The other thing we’ve learned is how to manage the enemy. So, what’s come out, has been really important, is having a patient who’s been what’s called bridged. And what that means is their disease is well-controlled, in between that period where we take the SEALs out, or we take the recruits out and we send them off, and we get them back.
And in that window between cells gone and cells back, that we manage the disease that the patient has very well. So, that’s called bridging therapy, the bridge to CAR T. And I think what we’ve learned is that, you know, patients who were a better bridge, who got low disease burden on the way in, tend to have better outcomes. They’ve got less side effects. They respond better. They’ve got greater depth and durability response.
And again, how I explain that to patients is, if you’ve got less enemies to overcome, those SEALs have got an easy mission. They just go in, seek and destroy, very little fallout. You’re not setting the whole town on fire. So, that’s sort of how I explain it to them, is it’s important to do those things. And then, we’re also managing the aftercare much better.

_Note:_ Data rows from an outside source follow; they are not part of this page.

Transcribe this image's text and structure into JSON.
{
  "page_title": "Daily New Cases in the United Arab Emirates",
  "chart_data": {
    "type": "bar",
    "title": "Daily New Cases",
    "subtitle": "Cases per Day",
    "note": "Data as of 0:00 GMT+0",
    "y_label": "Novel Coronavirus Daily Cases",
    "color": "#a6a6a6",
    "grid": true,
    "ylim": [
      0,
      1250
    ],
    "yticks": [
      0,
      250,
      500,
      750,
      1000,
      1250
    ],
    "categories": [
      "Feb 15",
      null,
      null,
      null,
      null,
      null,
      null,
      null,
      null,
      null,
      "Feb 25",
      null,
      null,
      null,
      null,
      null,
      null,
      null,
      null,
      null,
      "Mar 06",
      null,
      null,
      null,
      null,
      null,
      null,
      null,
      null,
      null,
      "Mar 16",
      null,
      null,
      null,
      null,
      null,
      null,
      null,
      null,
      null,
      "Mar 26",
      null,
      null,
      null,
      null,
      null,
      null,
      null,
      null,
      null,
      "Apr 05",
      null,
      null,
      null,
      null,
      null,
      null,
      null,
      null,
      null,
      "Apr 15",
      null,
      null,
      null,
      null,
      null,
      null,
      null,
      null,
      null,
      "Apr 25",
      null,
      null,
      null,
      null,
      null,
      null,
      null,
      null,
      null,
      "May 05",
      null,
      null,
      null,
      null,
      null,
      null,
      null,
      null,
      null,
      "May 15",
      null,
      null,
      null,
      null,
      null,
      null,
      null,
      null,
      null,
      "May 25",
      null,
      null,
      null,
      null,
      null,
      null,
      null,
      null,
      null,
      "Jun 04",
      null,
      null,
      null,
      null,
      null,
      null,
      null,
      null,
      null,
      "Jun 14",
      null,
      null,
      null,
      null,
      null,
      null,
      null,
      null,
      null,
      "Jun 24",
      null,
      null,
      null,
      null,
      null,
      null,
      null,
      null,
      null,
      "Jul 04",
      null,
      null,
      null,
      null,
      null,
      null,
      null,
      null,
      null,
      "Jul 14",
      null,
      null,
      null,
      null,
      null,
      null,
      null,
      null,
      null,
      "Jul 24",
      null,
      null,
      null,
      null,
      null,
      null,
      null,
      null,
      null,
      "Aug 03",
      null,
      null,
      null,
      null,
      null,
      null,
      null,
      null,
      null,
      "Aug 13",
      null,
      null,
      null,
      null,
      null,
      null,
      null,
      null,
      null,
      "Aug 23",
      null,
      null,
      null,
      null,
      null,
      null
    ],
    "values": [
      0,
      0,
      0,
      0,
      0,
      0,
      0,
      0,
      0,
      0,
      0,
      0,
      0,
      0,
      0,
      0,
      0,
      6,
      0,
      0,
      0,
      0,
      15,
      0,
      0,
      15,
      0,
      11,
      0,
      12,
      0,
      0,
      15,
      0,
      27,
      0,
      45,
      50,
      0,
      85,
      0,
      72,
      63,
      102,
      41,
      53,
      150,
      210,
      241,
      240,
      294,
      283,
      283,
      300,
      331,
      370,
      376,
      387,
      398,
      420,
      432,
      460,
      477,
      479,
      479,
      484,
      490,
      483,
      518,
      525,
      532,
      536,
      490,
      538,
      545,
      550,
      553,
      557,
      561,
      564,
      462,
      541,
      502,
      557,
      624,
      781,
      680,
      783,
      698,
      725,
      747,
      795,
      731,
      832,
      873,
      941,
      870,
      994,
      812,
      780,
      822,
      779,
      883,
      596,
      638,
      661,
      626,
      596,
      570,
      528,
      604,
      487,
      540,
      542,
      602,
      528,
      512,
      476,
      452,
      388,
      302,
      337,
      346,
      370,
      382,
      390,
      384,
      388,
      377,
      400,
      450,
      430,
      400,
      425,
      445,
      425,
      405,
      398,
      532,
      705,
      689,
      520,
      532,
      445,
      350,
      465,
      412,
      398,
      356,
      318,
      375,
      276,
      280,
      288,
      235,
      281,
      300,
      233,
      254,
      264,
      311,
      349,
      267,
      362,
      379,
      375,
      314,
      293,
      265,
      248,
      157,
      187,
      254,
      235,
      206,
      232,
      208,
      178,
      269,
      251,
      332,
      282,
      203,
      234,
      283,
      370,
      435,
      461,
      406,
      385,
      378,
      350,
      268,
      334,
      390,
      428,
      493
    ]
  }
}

So, we’re watching out for infectious complications. We’re watching out for risk of other things. So, I think we’re overall doing a lot better in terms of how we’re managing patients.
Laura Beth Ezzell:
Yeah, and maybe just to add onto that, maybe a little more, what do you think researchers have learned from treating and monitoring like thousands of patients after this point, after they’ve received this therapy?
Dr. Ciara Freeman:
I think there are a lot of things that have come out; as I said, things that are important, using them earlier, using them first, if we can. So, there are other agents that are coming onstream, such as bispecific antibodies, which for people who are not familiar, they’re an antibody that has one end that attaches to the cancer cell, and one end that attaches to the immune cell, and it brings them together.
And what we know is that if patients are exposed to continuous bispecifics, that is basically getting their recruits to do a lot of work, week after week after week. And then, you try and make CAR-T cells with the same target after that; they tend not to respond as well, because to some extent, the recruits are tired, and they’re not ready to become Navy SEALs. They’re exhausted at bootcamp.
The other thing is that it seems to be that after continuous use of a bispecific, the target itself can change, and that happens more frequently in patients who get continuous bispecifics than patients who get CAR T.
And so, our sort of mantra here at Moffitt is, if the patient is eligible for CAR T, we should try and do that first; and a lot of that came out from real-world data, that the sequencing matters. And so, if we can, we offer a patient CAR T-cell therapy first, either FDA-approved or on clinical trial, and we hold the bispecifics if we can, for later use.
And that, in our view, at least as of right now, may well offer the patient a longer trajectory, such that if and when the CAR T eventually stops working, we have the bispecifics that are still ready for us to use, and there’s a lot of evidence to suggest that patients will still respond well and get more durability if we do it in that way than the other way around.